Ne résulte-t-il pas de l'ensemble de ce discours qu'il regarde l'enseignement religieux non seulement comme ne devant jouer qu'un très petit rôle dans l'enseignement primaire, mais comme une chose funeste ?
Napoléon Ier, lorsqu'il fit le concordat, se trouvait en face d'une opinion à peu près semblable : « On dit (ce sont à peu près ses paroles) que toutes les religions sont mauvaises ; j'incline plutôt à croire qu'elles sont toutes bonnes. »
Au point de vue social où se plaçait l'empereur, il avait parfaitement raison.
Sans doute l'histoire montre que rien n'a provoqué autant, non pas seulement de discussions, mais de combats et de cruautés, que rien n'a plus ensanglanté les pages de l'histoire que les querelles de religion. Presque toujours ces querelles portaient sur des points dogmatiques n'intéressant en rien la société humaine. C'était le produit d'une intolérance que nos mœurs non moins que les lois ont bannie de notre siècle. Ces faits déplorables ne doivent pas faire perdre de vue que derrière les dogmes particuliers des religions diverses, il y a des vérités communes à toutes, que ces dogmes ne font que refléter ; tels sont les principes que je rappelais tantôt : La justice de Dieu en face de la responsabilité humaine.
L'enseignement religieux, quel qu'il soit, donné d'une manière ou d'autre, par un culte ou par un autre, aura toujours pour résultat de répandre ces grandes vérités. Au point de vue social, est-ce chose inutile ?

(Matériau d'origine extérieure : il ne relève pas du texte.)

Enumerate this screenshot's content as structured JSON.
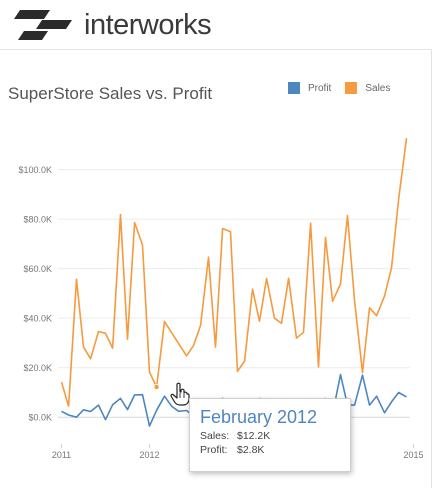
{
  "header": {
    "brand": "interworks"
  },
  "legend": [
    {
      "label": "Profit",
      "color": "#4e86c0"
    },
    {
      "label": "Sales",
      "color": "#f59a3e"
    }
  ],
  "tooltip": {
    "title": "February 2012",
    "rows": [
      {
        "label": "Sales:",
        "value": "$12.2K"
      },
      {
        "label": "Profit:",
        "value": "$2.8K"
      }
    ]
  },
  "chart_data": {
    "type": "line",
    "title": "SuperStore Sales vs. Profit",
    "xlabel": "",
    "ylabel": "",
    "ylim": [
      -10,
      120
    ],
    "yticks": [
      0,
      20,
      40,
      60,
      80,
      100
    ],
    "ytick_labels": [
      "$0.0K",
      "$20.0K",
      "$40.0K",
      "$60.0K",
      "$80.0K",
      "$100.0K"
    ],
    "xticks": [
      2011,
      2012,
      2013,
      2014,
      2015
    ],
    "xtick_labels": [
      "2011",
      "2012",
      "2013",
      "2014",
      "2015"
    ],
    "xlim": [
      2010.96,
      2014.96
    ],
    "grid": "horizontal",
    "legend": "top-right",
    "series": [
      {
        "name": "Sales",
        "color": "#f59a3e",
        "x": [
          2011.0,
          2011.08,
          2011.17,
          2011.25,
          2011.33,
          2011.42,
          2011.5,
          2011.58,
          2011.67,
          2011.75,
          2011.83,
          2011.92,
          2012.0,
          2012.08,
          2012.17,
          2012.25,
          2012.33,
          2012.42,
          2012.5,
          2012.58,
          2012.67,
          2012.75,
          2012.83,
          2012.92,
          2013.0,
          2013.08,
          2013.17,
          2013.25,
          2013.33,
          2013.42,
          2013.5,
          2013.58,
          2013.67,
          2013.75,
          2013.83,
          2013.92,
          2014.0,
          2014.08,
          2014.17,
          2014.25,
          2014.33,
          2014.42,
          2014.5,
          2014.58,
          2014.67,
          2014.75,
          2014.83,
          2014.92
        ],
        "y": [
          14.2,
          4.5,
          55.7,
          28.3,
          23.6,
          34.6,
          33.9,
          27.9,
          81.8,
          31.5,
          78.6,
          69.5,
          18.2,
          12.2,
          38.7,
          34.2,
          29.8,
          24.8,
          28.9,
          37.1,
          64.6,
          28.3,
          76.2,
          74.9,
          18.5,
          22.7,
          51.7,
          38.8,
          56.0,
          40.0,
          37.9,
          56.1,
          31.9,
          34.3,
          78.3,
          20.3,
          72.6,
          46.8,
          53.8,
          81.4,
          46.9,
          18.0,
          44.2,
          41.0,
          48.9,
          60.3,
          87.9,
          112.7
        ]
      },
      {
        "name": "Profit",
        "color": "#4e86c0",
        "x": [
          2011.0,
          2011.08,
          2011.17,
          2011.25,
          2011.33,
          2011.42,
          2011.5,
          2011.58,
          2011.67,
          2011.75,
          2011.83,
          2011.92,
          2012.0,
          2012.08,
          2012.17,
          2012.25,
          2012.33,
          2012.42,
          2012.5,
          2012.58,
          2012.67,
          2012.75,
          2012.83,
          2012.92,
          2013.0,
          2013.08,
          2013.17,
          2013.25,
          2013.33,
          2013.42,
          2013.5,
          2013.58,
          2013.67,
          2013.75,
          2013.83,
          2013.92,
          2014.0,
          2014.08,
          2014.17,
          2014.25,
          2014.33,
          2014.42,
          2014.5,
          2014.58,
          2014.67,
          2014.75,
          2014.83,
          2014.92
        ],
        "y": [
          2.4,
          0.9,
          0.0,
          3.0,
          2.3,
          4.9,
          -1.0,
          5.0,
          7.6,
          3.1,
          9.0,
          9.1,
          -3.6,
          2.8,
          8.5,
          4.5,
          2.4,
          2.7,
          0.5,
          3.5,
          5.8,
          -1.0,
          7.7,
          2.6,
          1.0,
          2.3,
          2.5,
          7.6,
          6.6,
          3.7,
          2.8,
          5.9,
          1.5,
          6.2,
          4.1,
          5.0,
          7.6,
          1.3,
          17.2,
          4.9,
          4.9,
          17.0,
          4.9,
          8.5,
          1.8,
          6.2,
          10.0,
          8.2
        ]
      }
    ],
    "highlight": {
      "series": "Sales",
      "x": 2012.08,
      "y": 12.2
    }
  }
}
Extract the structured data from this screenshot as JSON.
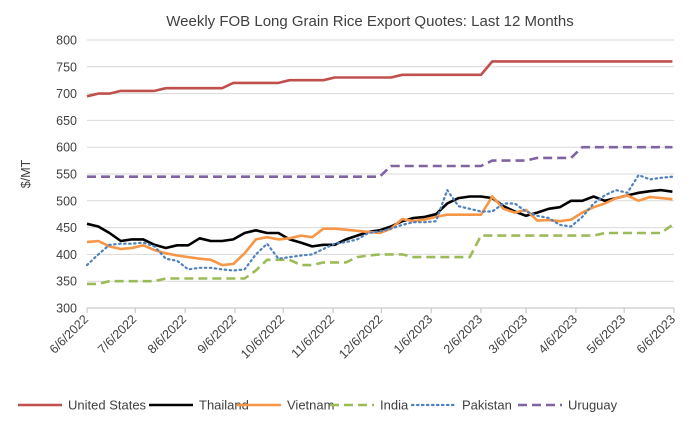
{
  "chart_data": {
    "type": "line",
    "title": "Weekly FOB Long Grain Rice Export Quotes: Last 12 Months",
    "ylabel": "$/MT",
    "xlabel": "",
    "ylim": [
      300,
      800
    ],
    "yticks": [
      300,
      350,
      400,
      450,
      500,
      550,
      600,
      650,
      700,
      750,
      800
    ],
    "xlim": [
      "2022-06-06",
      "2023-06-06"
    ],
    "xticks": [
      "2022-06-06",
      "2022-07-06",
      "2022-08-06",
      "2022-09-06",
      "2022-10-06",
      "2022-11-06",
      "2022-12-06",
      "2023-01-06",
      "2023-02-06",
      "2023-03-06",
      "2023-04-06",
      "2023-05-06",
      "2023-06-06"
    ],
    "xtick_labels": [
      "6/6/2022",
      "7/6/2022",
      "8/6/2022",
      "9/6/2022",
      "10/6/2022",
      "11/6/2022",
      "12/6/2022",
      "1/6/2023",
      "2/6/2023",
      "3/6/2023",
      "4/6/2023",
      "5/6/2023",
      "6/6/2023"
    ],
    "grid": "horizontal",
    "legend_position": "bottom",
    "series": [
      {
        "name": "United States",
        "color": "#C0504D",
        "dash": "solid",
        "x": [
          "2022-06-06",
          "2022-06-13",
          "2022-06-20",
          "2022-06-27",
          "2022-07-04",
          "2022-07-11",
          "2022-07-18",
          "2022-07-25",
          "2022-08-01",
          "2022-08-08",
          "2022-08-15",
          "2022-08-22",
          "2022-08-29",
          "2022-09-05",
          "2022-09-12",
          "2022-09-19",
          "2022-09-26",
          "2022-10-03",
          "2022-10-10",
          "2022-10-17",
          "2022-10-24",
          "2022-10-31",
          "2022-11-07",
          "2022-11-14",
          "2022-11-21",
          "2022-11-28",
          "2022-12-05",
          "2022-12-12",
          "2022-12-19",
          "2022-12-26",
          "2023-01-02",
          "2023-01-09",
          "2023-01-16",
          "2023-01-23",
          "2023-01-30",
          "2023-02-06",
          "2023-02-13",
          "2023-02-20",
          "2023-02-27",
          "2023-03-06",
          "2023-03-13",
          "2023-03-20",
          "2023-03-27",
          "2023-04-03",
          "2023-04-10",
          "2023-04-17",
          "2023-04-24",
          "2023-05-01",
          "2023-05-08",
          "2023-05-15",
          "2023-05-22",
          "2023-05-29",
          "2023-06-05"
        ],
        "values": [
          695,
          700,
          700,
          705,
          705,
          705,
          705,
          710,
          710,
          710,
          710,
          710,
          710,
          720,
          720,
          720,
          720,
          720,
          725,
          725,
          725,
          725,
          730,
          730,
          730,
          730,
          730,
          730,
          735,
          735,
          735,
          735,
          735,
          735,
          735,
          735,
          760,
          760,
          760,
          760,
          760,
          760,
          760,
          760,
          760,
          760,
          760,
          760,
          760,
          760,
          760,
          760,
          760
        ]
      },
      {
        "name": "Thailand",
        "color": "#000000",
        "dash": "solid",
        "x": [
          "2022-06-06",
          "2022-06-13",
          "2022-06-20",
          "2022-06-27",
          "2022-07-04",
          "2022-07-11",
          "2022-07-18",
          "2022-07-25",
          "2022-08-01",
          "2022-08-08",
          "2022-08-15",
          "2022-08-22",
          "2022-08-29",
          "2022-09-05",
          "2022-09-12",
          "2022-09-19",
          "2022-09-26",
          "2022-10-03",
          "2022-10-10",
          "2022-10-17",
          "2022-10-24",
          "2022-10-31",
          "2022-11-07",
          "2022-11-14",
          "2022-11-21",
          "2022-11-28",
          "2022-12-05",
          "2022-12-12",
          "2022-12-19",
          "2022-12-26",
          "2023-01-02",
          "2023-01-09",
          "2023-01-16",
          "2023-01-23",
          "2023-01-30",
          "2023-02-06",
          "2023-02-13",
          "2023-02-20",
          "2023-02-27",
          "2023-03-06",
          "2023-03-13",
          "2023-03-20",
          "2023-03-27",
          "2023-04-03",
          "2023-04-10",
          "2023-04-17",
          "2023-04-24",
          "2023-05-01",
          "2023-05-08",
          "2023-05-15",
          "2023-05-22",
          "2023-05-29",
          "2023-06-05"
        ],
        "values": [
          457,
          452,
          440,
          425,
          428,
          428,
          418,
          412,
          417,
          417,
          430,
          425,
          425,
          428,
          440,
          445,
          440,
          440,
          428,
          422,
          415,
          418,
          418,
          428,
          435,
          442,
          445,
          452,
          462,
          468,
          470,
          475,
          495,
          505,
          508,
          508,
          505,
          490,
          480,
          472,
          478,
          485,
          488,
          500,
          500,
          508,
          500,
          505,
          510,
          515,
          518,
          520,
          517
        ]
      },
      {
        "name": "Vietnam",
        "color": "#F79646",
        "dash": "solid",
        "x": [
          "2022-06-06",
          "2022-06-13",
          "2022-06-20",
          "2022-06-27",
          "2022-07-04",
          "2022-07-11",
          "2022-07-18",
          "2022-07-25",
          "2022-08-01",
          "2022-08-08",
          "2022-08-15",
          "2022-08-22",
          "2022-08-29",
          "2022-09-05",
          "2022-09-12",
          "2022-09-19",
          "2022-09-26",
          "2022-10-03",
          "2022-10-10",
          "2022-10-17",
          "2022-10-24",
          "2022-10-31",
          "2022-11-07",
          "2022-11-14",
          "2022-11-21",
          "2022-11-28",
          "2022-12-05",
          "2022-12-12",
          "2022-12-19",
          "2022-12-26",
          "2023-01-02",
          "2023-01-09",
          "2023-01-16",
          "2023-01-23",
          "2023-01-30",
          "2023-02-06",
          "2023-02-13",
          "2023-02-20",
          "2023-02-27",
          "2023-03-06",
          "2023-03-13",
          "2023-03-20",
          "2023-03-27",
          "2023-04-03",
          "2023-04-10",
          "2023-04-17",
          "2023-04-24",
          "2023-05-01",
          "2023-05-08",
          "2023-05-15",
          "2023-05-22",
          "2023-05-29",
          "2023-06-05"
        ],
        "values": [
          423,
          425,
          415,
          410,
          412,
          417,
          408,
          402,
          398,
          395,
          392,
          390,
          380,
          382,
          402,
          428,
          432,
          428,
          430,
          435,
          432,
          448,
          448,
          446,
          444,
          442,
          440,
          448,
          466,
          462,
          465,
          470,
          474,
          474,
          474,
          474,
          508,
          485,
          478,
          483,
          463,
          464,
          462,
          465,
          478,
          488,
          495,
          505,
          510,
          500,
          507,
          505,
          503
        ]
      },
      {
        "name": "India",
        "color": "#9BBB59",
        "dash": "dashed",
        "x": [
          "2022-06-06",
          "2022-06-13",
          "2022-06-20",
          "2022-06-27",
          "2022-07-04",
          "2022-07-11",
          "2022-07-18",
          "2022-07-25",
          "2022-08-01",
          "2022-08-08",
          "2022-08-15",
          "2022-08-22",
          "2022-08-29",
          "2022-09-05",
          "2022-09-12",
          "2022-09-19",
          "2022-09-26",
          "2022-10-03",
          "2022-10-10",
          "2022-10-17",
          "2022-10-24",
          "2022-10-31",
          "2022-11-07",
          "2022-11-14",
          "2022-11-21",
          "2022-11-28",
          "2022-12-05",
          "2022-12-12",
          "2022-12-19",
          "2022-12-26",
          "2023-01-02",
          "2023-01-09",
          "2023-01-16",
          "2023-01-23",
          "2023-01-30",
          "2023-02-06",
          "2023-02-13",
          "2023-02-20",
          "2023-02-27",
          "2023-03-06",
          "2023-03-13",
          "2023-03-20",
          "2023-03-27",
          "2023-04-03",
          "2023-04-10",
          "2023-04-17",
          "2023-04-24",
          "2023-05-01",
          "2023-05-08",
          "2023-05-15",
          "2023-05-22",
          "2023-05-29",
          "2023-06-05"
        ],
        "values": [
          345,
          345,
          350,
          350,
          350,
          350,
          350,
          355,
          355,
          355,
          355,
          355,
          355,
          355,
          355,
          370,
          390,
          390,
          390,
          380,
          380,
          385,
          385,
          385,
          395,
          398,
          400,
          400,
          400,
          395,
          395,
          395,
          395,
          395,
          395,
          435,
          435,
          435,
          435,
          435,
          435,
          435,
          435,
          435,
          435,
          435,
          440,
          440,
          440,
          440,
          440,
          440,
          455
        ]
      },
      {
        "name": "Pakistan",
        "color": "#4F81BD",
        "dash": "dotted",
        "x": [
          "2022-06-06",
          "2022-06-13",
          "2022-06-20",
          "2022-06-27",
          "2022-07-04",
          "2022-07-11",
          "2022-07-18",
          "2022-07-25",
          "2022-08-01",
          "2022-08-08",
          "2022-08-15",
          "2022-08-22",
          "2022-08-29",
          "2022-09-05",
          "2022-09-12",
          "2022-09-19",
          "2022-09-26",
          "2022-10-03",
          "2022-10-10",
          "2022-10-17",
          "2022-10-24",
          "2022-10-31",
          "2022-11-07",
          "2022-11-14",
          "2022-11-21",
          "2022-11-28",
          "2022-12-05",
          "2022-12-12",
          "2022-12-19",
          "2022-12-26",
          "2023-01-02",
          "2023-01-09",
          "2023-01-16",
          "2023-01-23",
          "2023-01-30",
          "2023-02-06",
          "2023-02-13",
          "2023-02-20",
          "2023-02-27",
          "2023-03-06",
          "2023-03-13",
          "2023-03-20",
          "2023-03-27",
          "2023-04-03",
          "2023-04-10",
          "2023-04-17",
          "2023-04-24",
          "2023-05-01",
          "2023-05-08",
          "2023-05-15",
          "2023-05-22",
          "2023-05-29",
          "2023-06-05"
        ],
        "values": [
          380,
          400,
          418,
          420,
          420,
          422,
          415,
          392,
          388,
          372,
          375,
          375,
          372,
          370,
          372,
          400,
          420,
          392,
          395,
          398,
          400,
          410,
          420,
          423,
          428,
          440,
          443,
          448,
          455,
          460,
          460,
          462,
          520,
          490,
          485,
          480,
          480,
          495,
          495,
          480,
          472,
          468,
          455,
          452,
          470,
          495,
          510,
          520,
          515,
          548,
          540,
          543,
          545
        ]
      },
      {
        "name": "Uruguay",
        "color": "#8064A2",
        "dash": "dashed",
        "x": [
          "2022-06-06",
          "2022-06-13",
          "2022-06-20",
          "2022-06-27",
          "2022-07-04",
          "2022-07-11",
          "2022-07-18",
          "2022-07-25",
          "2022-08-01",
          "2022-08-08",
          "2022-08-15",
          "2022-08-22",
          "2022-08-29",
          "2022-09-05",
          "2022-09-12",
          "2022-09-19",
          "2022-09-26",
          "2022-10-03",
          "2022-10-10",
          "2022-10-17",
          "2022-10-24",
          "2022-10-31",
          "2022-11-07",
          "2022-11-14",
          "2022-11-21",
          "2022-11-28",
          "2022-12-05",
          "2022-12-12",
          "2022-12-19",
          "2022-12-26",
          "2023-01-02",
          "2023-01-09",
          "2023-01-16",
          "2023-01-23",
          "2023-01-30",
          "2023-02-06",
          "2023-02-13",
          "2023-02-20",
          "2023-02-27",
          "2023-03-06",
          "2023-03-13",
          "2023-03-20",
          "2023-03-27",
          "2023-04-03",
          "2023-04-10",
          "2023-04-17",
          "2023-04-24",
          "2023-05-01",
          "2023-05-08",
          "2023-05-15",
          "2023-05-22",
          "2023-05-29",
          "2023-06-05"
        ],
        "values": [
          545,
          545,
          545,
          545,
          545,
          545,
          545,
          545,
          545,
          545,
          545,
          545,
          545,
          545,
          545,
          545,
          545,
          545,
          545,
          545,
          545,
          545,
          545,
          545,
          545,
          545,
          545,
          565,
          565,
          565,
          565,
          565,
          565,
          565,
          565,
          565,
          575,
          575,
          575,
          575,
          580,
          580,
          580,
          580,
          600,
          600,
          600,
          600,
          600,
          600,
          600,
          600,
          600
        ]
      }
    ]
  }
}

Ce n'est pas au moment où de bien tristes faits ont obligé à recourir à l'action la plus terrible de la force matérielle que nous devons penser à enlever aux classes malheureuses ces éléments moraux qui retiennent, encouragent et consolent.
Je me hâte de le dire, je rends une justice qu'on leur refuse si souvent aux intentions de ceux qui veulent la séparation de l'enseignement religieux et de l'enseignement civil.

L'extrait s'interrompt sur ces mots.